Now that the NHL’s Lockout has been resolved, I hope Gary Bettman and Donald Fehr aren’t too upset if I don’t genuflect and kiss their rings for granting us the privilege of “enjoying” the 2012/2013 season. Given that hockey fans are again faced with the prospect of a 48-game schedule that begins in mid-January, perhaps we should refer to the season as the 2013 season?

Don’t misunderstand me, I am glad that we will get to watch NHL hoc key prior to the 2013/2014 season – especially with Cablevision and MSG refusing to show Connecticut Whale games live as opposed to the same dozen or so re-tread games they keep showing.

As I said, I am glad the NHL is back but I just don’t seem to have the same fervor for hockey – at least not yet. That might be change come Opening Night, in mid-February, or even towards the end of a 48-game season where the New York Rangers repeat their annual race to struggle to make the playoffs (last season not withstanding).

I suppose I should thank the NHL and the NHLPA for their individual roles in the Lockout because it gave me an opportunity to really focus on the 2013 U-20 World Junior Championship in Ufa, Russia. Was I the only who thought a city named Ufa should be in Italy as opposed to Russia?
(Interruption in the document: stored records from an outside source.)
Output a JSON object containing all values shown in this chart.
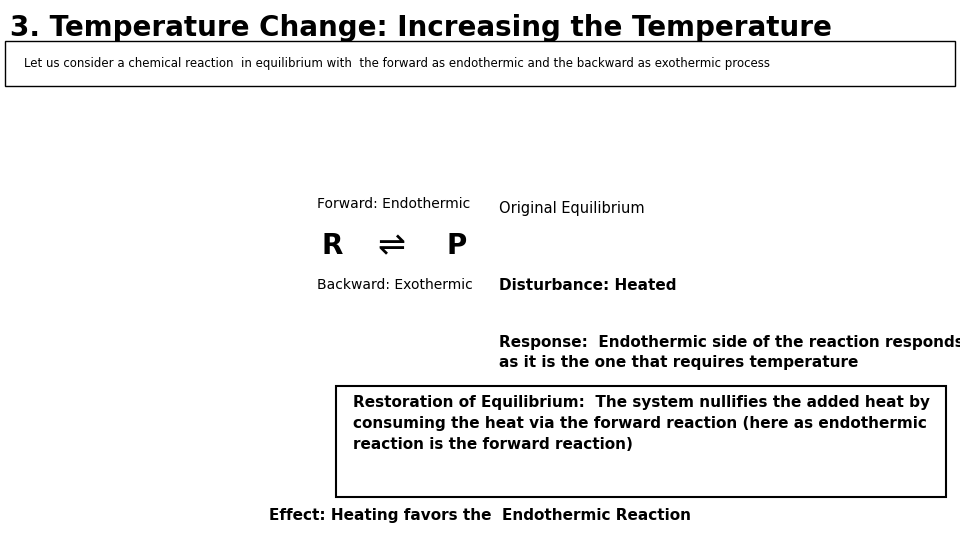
{
  "title": "3. Temperature Change: Increasing the Temperature",
  "subtitle": "Let us consider a chemical reaction  in equilibrium with  the forward as endothermic and the backward as exothermic process",
  "forward_label": "Forward: Endothermic",
  "backward_label": "Backward: Exothermic",
  "original_eq": "Original Equilibrium",
  "disturbance": "Disturbance: Heated",
  "response": "Response:  Endothermic side of the reaction responds\nas it is the one that requires temperature",
  "restoration": "Restoration of Equilibrium:  The system nullifies the added heat by\nconsuming the heat via the forward reaction (here as endothermic\nreaction is the forward reaction)",
  "effect": "Effect: Heating favors the  Endothermic Reaction",
  "bg_color": "#ffffff",
  "text_color": "#000000",
  "title_fontsize": 20,
  "subtitle_fontsize": 8.5,
  "body_fontsize": 10.5,
  "bold_fontsize": 11,
  "reaction_fontsize": 20,
  "label_fontsize": 10
}
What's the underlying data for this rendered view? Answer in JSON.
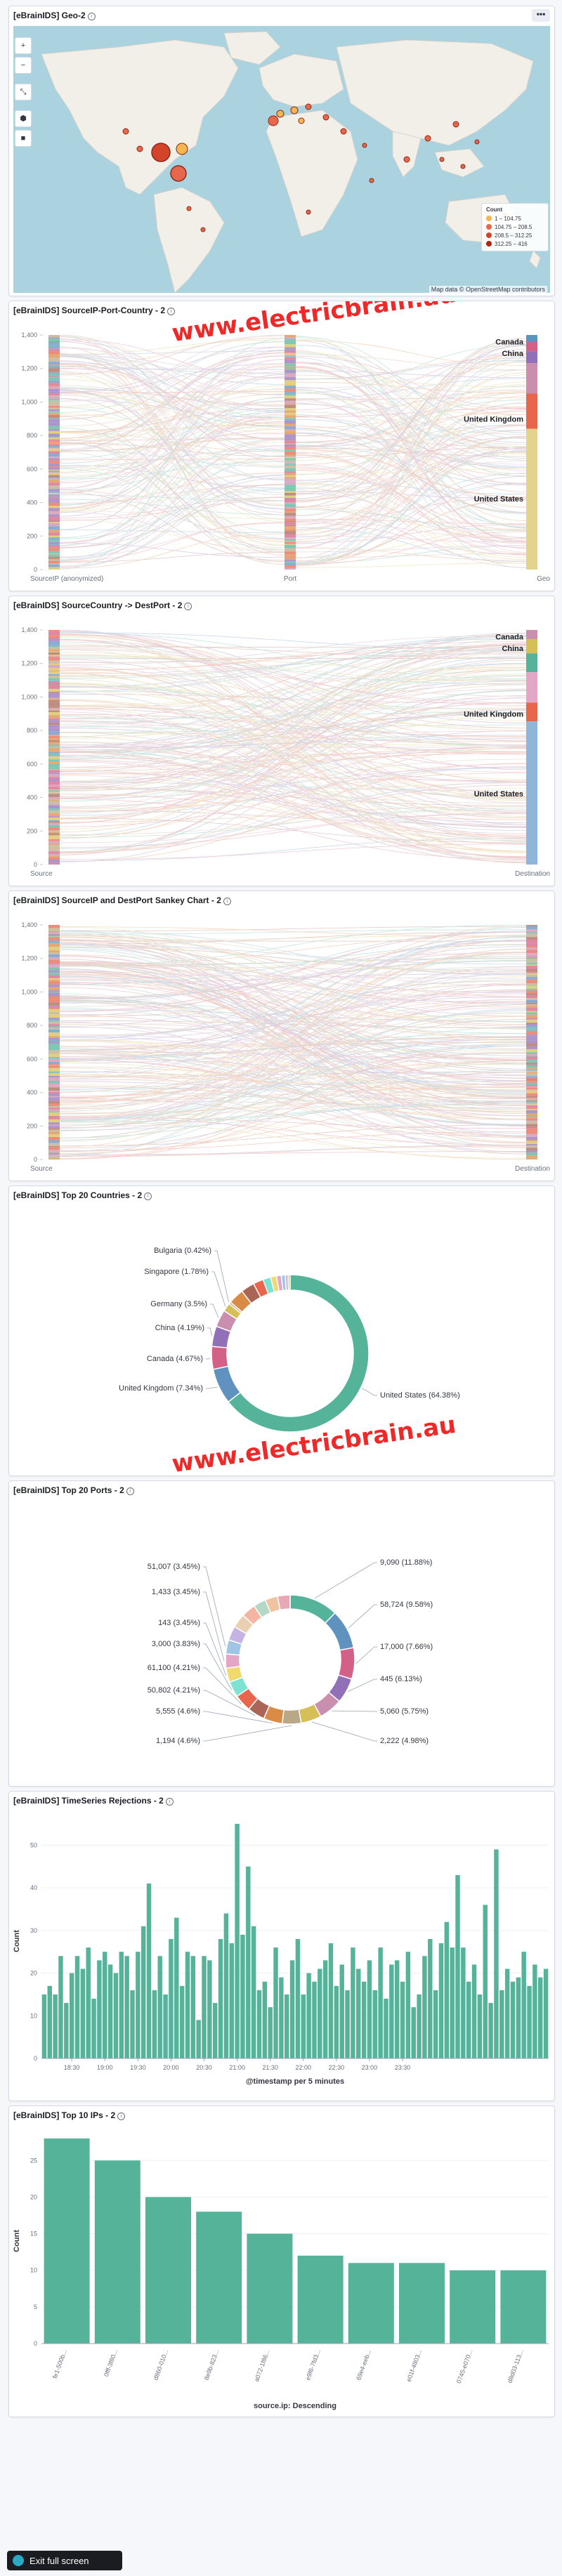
{
  "panels": {
    "geo": {
      "title": "[eBrainIDS] Geo-2",
      "menu_label": "•••",
      "controls": [
        "+",
        "−",
        "⤡",
        "⬢",
        "■"
      ],
      "legend": {
        "title": "Count",
        "items": [
          {
            "label": "1 – 104.75",
            "color": "#f5b651"
          },
          {
            "label": "104.75 – 208.5",
            "color": "#e7664c"
          },
          {
            "label": "208.5 – 312.25",
            "color": "#d4442a"
          },
          {
            "label": "312.25 – 416",
            "color": "#b0250c"
          }
        ]
      },
      "attribution": "Map data © OpenStreetMap contributors"
    },
    "sankey1": {
      "title": "[eBrainIDS] SourceIP-Port-Country - 2",
      "y_ticks": [
        "1,400",
        "1,200",
        "1,000",
        "800",
        "600",
        "400",
        "200",
        "0"
      ],
      "axis_labels": [
        "SourceIP (anonymized)",
        "Port",
        "Geo"
      ],
      "node_labels": [
        "Canada",
        "China",
        "United Kingdom",
        "United States"
      ]
    },
    "sankey2": {
      "title": "[eBrainIDS] SourceCountry -> DestPort - 2",
      "y_ticks": [
        "1,400",
        "1,200",
        "1,000",
        "800",
        "600",
        "400",
        "200",
        "0"
      ],
      "axis_labels": [
        "Source",
        "Destination"
      ],
      "node_labels": [
        "Canada",
        "China",
        "United Kingdom",
        "United States"
      ]
    },
    "sankey3": {
      "title": "[eBrainIDS] SourceIP and DestPort Sankey Chart - 2",
      "y_ticks": [
        "1,400",
        "1,200",
        "1,000",
        "800",
        "600",
        "400",
        "200",
        "0"
      ],
      "axis_labels": [
        "Source",
        "Destination"
      ]
    },
    "countries": {
      "title": "[eBrainIDS] Top 20 Countries - 2"
    },
    "ports": {
      "title": "[eBrainIDS] Top 20 Ports - 2"
    },
    "timeseries": {
      "title": "[eBrainIDS] TimeSeries Rejections - 2"
    },
    "topips": {
      "title": "[eBrainIDS] Top 10 IPs - 2"
    }
  },
  "watermark": "www.electricbrain.au",
  "exit_fullscreen": "Exit full screen",
  "chart_data": [
    {
      "type": "pie",
      "title": "[eBrainIDS] Top 20 Countries - 2",
      "labels": [
        "United States (64.38%)",
        "United Kingdom (7.34%)",
        "Canada (4.67%)",
        "China (4.19%)",
        "Germany (3.5%)",
        "Singapore (1.78%)",
        "Bulgaria (0.42%)"
      ],
      "values": [
        64.38,
        7.34,
        4.67,
        4.19,
        3.5,
        1.78,
        0.42
      ],
      "other_slices": [
        3.2,
        2.8,
        2.1,
        1.6,
        1.2,
        1.0,
        0.8,
        0.6,
        0.4
      ],
      "colors": [
        "#54b399",
        "#6092c0",
        "#d36086",
        "#9170b8",
        "#ca8eae",
        "#d6bf57",
        "#b9a888",
        "#da8b45",
        "#aa6556",
        "#e7664c",
        "#7de2d1",
        "#f1d86f",
        "#e4a6c7",
        "#a0c4e5",
        "#c5b4e3",
        "#e6c220"
      ],
      "legend_position": "none"
    },
    {
      "type": "pie",
      "title": "[eBrainIDS] Top 20 Ports - 2",
      "labels": [
        "9,090 (11.88%)",
        "58,724 (9.58%)",
        "17,000 (7.66%)",
        "445 (6.13%)",
        "5,060 (5.75%)",
        "2,222 (4.98%)",
        "1,194 (4.6%)",
        "5,555 (4.6%)",
        "50,802 (4.21%)",
        "61,100 (4.21%)",
        "3,000 (3.83%)",
        "143 (3.45%)",
        "1,433 (3.45%)",
        "51,007 (3.45%)"
      ],
      "values": [
        11.88,
        9.58,
        7.66,
        6.13,
        5.75,
        4.98,
        4.6,
        4.6,
        4.21,
        4.21,
        3.83,
        3.45,
        3.45,
        3.45
      ],
      "other_slices": [
        3.45,
        3.45,
        3.45,
        3.06,
        3.06,
        3.06
      ],
      "colors": [
        "#54b399",
        "#6092c0",
        "#d36086",
        "#9170b8",
        "#ca8eae",
        "#d6bf57",
        "#b9a888",
        "#da8b45",
        "#aa6556",
        "#e7664c",
        "#7de2d1",
        "#f1d86f",
        "#e4a6c7",
        "#a0c4e5",
        "#c5b4e3",
        "#e8d0b0",
        "#f4b6a2",
        "#b3d9c4",
        "#f0c4a0",
        "#e9a8b6"
      ],
      "legend_position": "none"
    },
    {
      "type": "bar",
      "title": "[eBrainIDS] TimeSeries Rejections - 2",
      "xlabel": "@timestamp per 5 minutes",
      "ylabel": "Count",
      "ylim": [
        0,
        55
      ],
      "y_ticks": [
        0,
        10,
        20,
        30,
        40,
        50
      ],
      "x_ticks": [
        "18:30",
        "19:00",
        "19:30",
        "20:00",
        "20:30",
        "21:00",
        "21:30",
        "22:00",
        "22:30",
        "23:00",
        "23:30"
      ],
      "values": [
        15,
        17,
        15,
        24,
        13,
        20,
        24,
        21,
        26,
        14,
        23,
        25,
        22,
        20,
        25,
        24,
        16,
        25,
        31,
        41,
        16,
        24,
        15,
        28,
        33,
        17,
        25,
        24,
        9,
        24,
        23,
        13,
        28,
        34,
        27,
        55,
        29,
        45,
        31,
        16,
        18,
        12,
        26,
        19,
        15,
        23,
        28,
        15,
        20,
        18,
        21,
        23,
        27,
        17,
        22,
        16,
        26,
        21,
        18,
        23,
        16,
        26,
        14,
        22,
        23,
        18,
        25,
        12,
        15,
        24,
        28,
        16,
        27,
        32,
        26,
        43,
        26,
        18,
        22,
        15,
        36,
        13,
        49,
        16,
        21,
        18,
        19,
        25,
        17,
        22,
        19,
        21
      ],
      "color": "#54b399"
    },
    {
      "type": "bar",
      "title": "[eBrainIDS] Top 10 IPs - 2",
      "xlabel": "source.ip: Descending",
      "ylabel": "Count",
      "ylim": [
        0,
        28
      ],
      "y_ticks": [
        0,
        5,
        10,
        15,
        20,
        25
      ],
      "categories": [
        "fe1-500b...",
        "0fff-3f80...",
        "d860-010...",
        "8e9b-823...",
        "a072-1f86...",
        "e9f6-7fd3...",
        "69e4-eeb...",
        "e01f-4803...",
        "0745-e070...",
        "d8d03-113..."
      ],
      "values": [
        28,
        25,
        20,
        18,
        15,
        12,
        11,
        11,
        10,
        10
      ],
      "color": "#54b399"
    }
  ]
}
Think about it for a few seconds and you will get the joke – I hope.

I am not one of those hockey fans who are so bitter that he is going to swear off hockey in order to teach the NHL and NHLPA a lesson. I love the New York Rangers and I love hockey. Why would I deprive myself of something I love so much to teach the league and the players a lesson – especially when they don’t even know who I am.

On the other hand, I am not going to run out and buy tickets to head down to the Garden nor am I going to pony up the pro-rated fishnagels to order the NHL’s Center Ice Package. The only way I will be viewing the Center Ice Package will be during whatever free previews they offer at the start of the season.

Of course, the NHL would be very wise to heed the advice many hockey writers have been giving to them – offer the Center Ice Package free to whomever wants it this season.

Dan Oldfield of CBC sports said it best when he wrote, “Two dollars off the price of a ticket and a big ‘Thank You Fans’ decal painted on the ice won’t cut it.”

Oldfield hit the nail right on the head. The NHL, and the NHLPA for that matter, need to come up with a meaningful gesture to win back fans. A dopey decal on the ice is not a “thank you”, it is a “f@#$ you” to fans.

If the NHL won’t reward fans with a free Center Ice Package perhaps they can get the teams to bring in cheerleaders like they had in Ufa at the WJC {grin}.

The worst part about the Lockout was that it could have been settled a long time ago if both sides had been willing to make concessions at the beginning of the negotiations instead of nearly waiting until it was too late.

The NHL should have recognized that the NHLPA was not going to sit back idly as the owners sliced and diced the salary cap down to the ridiculous numbers they were originally offering.

The NHLPA should have realized that a 50-50 split was inevitable given that is what the NBA and the NFL both agreed to.

I understand that the Lockout was all about posturing. Bettman and his hardline owners (that would be you Jeremy Jacobs and Ed Snider) were out to crush the NHLPA. Ownership always attempts to that in any labor negotiation.

Fehr and the union were going to fight tooth and nail to avoid the beating they took from the press at the end of the 2004/2005 Lockout. In the end, the players still managed to walk away ahead according to Mark Recchi.

“Look at that last deal. We ended up with the [salary] cap and everyone thought it was a bad deal. But it ended up great, right? No matter what the system is, or has been, the players get their money,” Recchi explained to David Shoalts of The Globe and Mail.

The players do deserve credit for scoring a victory in terms of getting owners to implement a “defined-benefit” plan for the players. Shoalts points out that prior to the current CBA “benefits were [not] guaranteed and payments depended on the performance of the plan’s investments. The plan was infamous for its low payouts even after a group of players successfully sued the league in the 1990s and won improvements.”

In a day and age where athletes are looking out only for themselves, the NHLPA scored big in taking care of past and future NHLers.

The biggest plus is that the two sides agreed to a 10-year CBA with each side having the option to opt out after eight years – something rational people would not consider, but no one ever accused the NHL or the NHLPA of being rational.

The Canadian Press published a story that wrote how Buffalo Sabres President Ted Black “apologized” to the fans and assured them that the Sabres focus is on winning the Stanley Cup.

Later in the article, Black reflected on the drama that occurred as a result of the lockout.

“Hopefully,” Black stated, “fans don’t have to go through this for the next 10 years.”

Ted, hopefully fans will NEVER have to go through this again.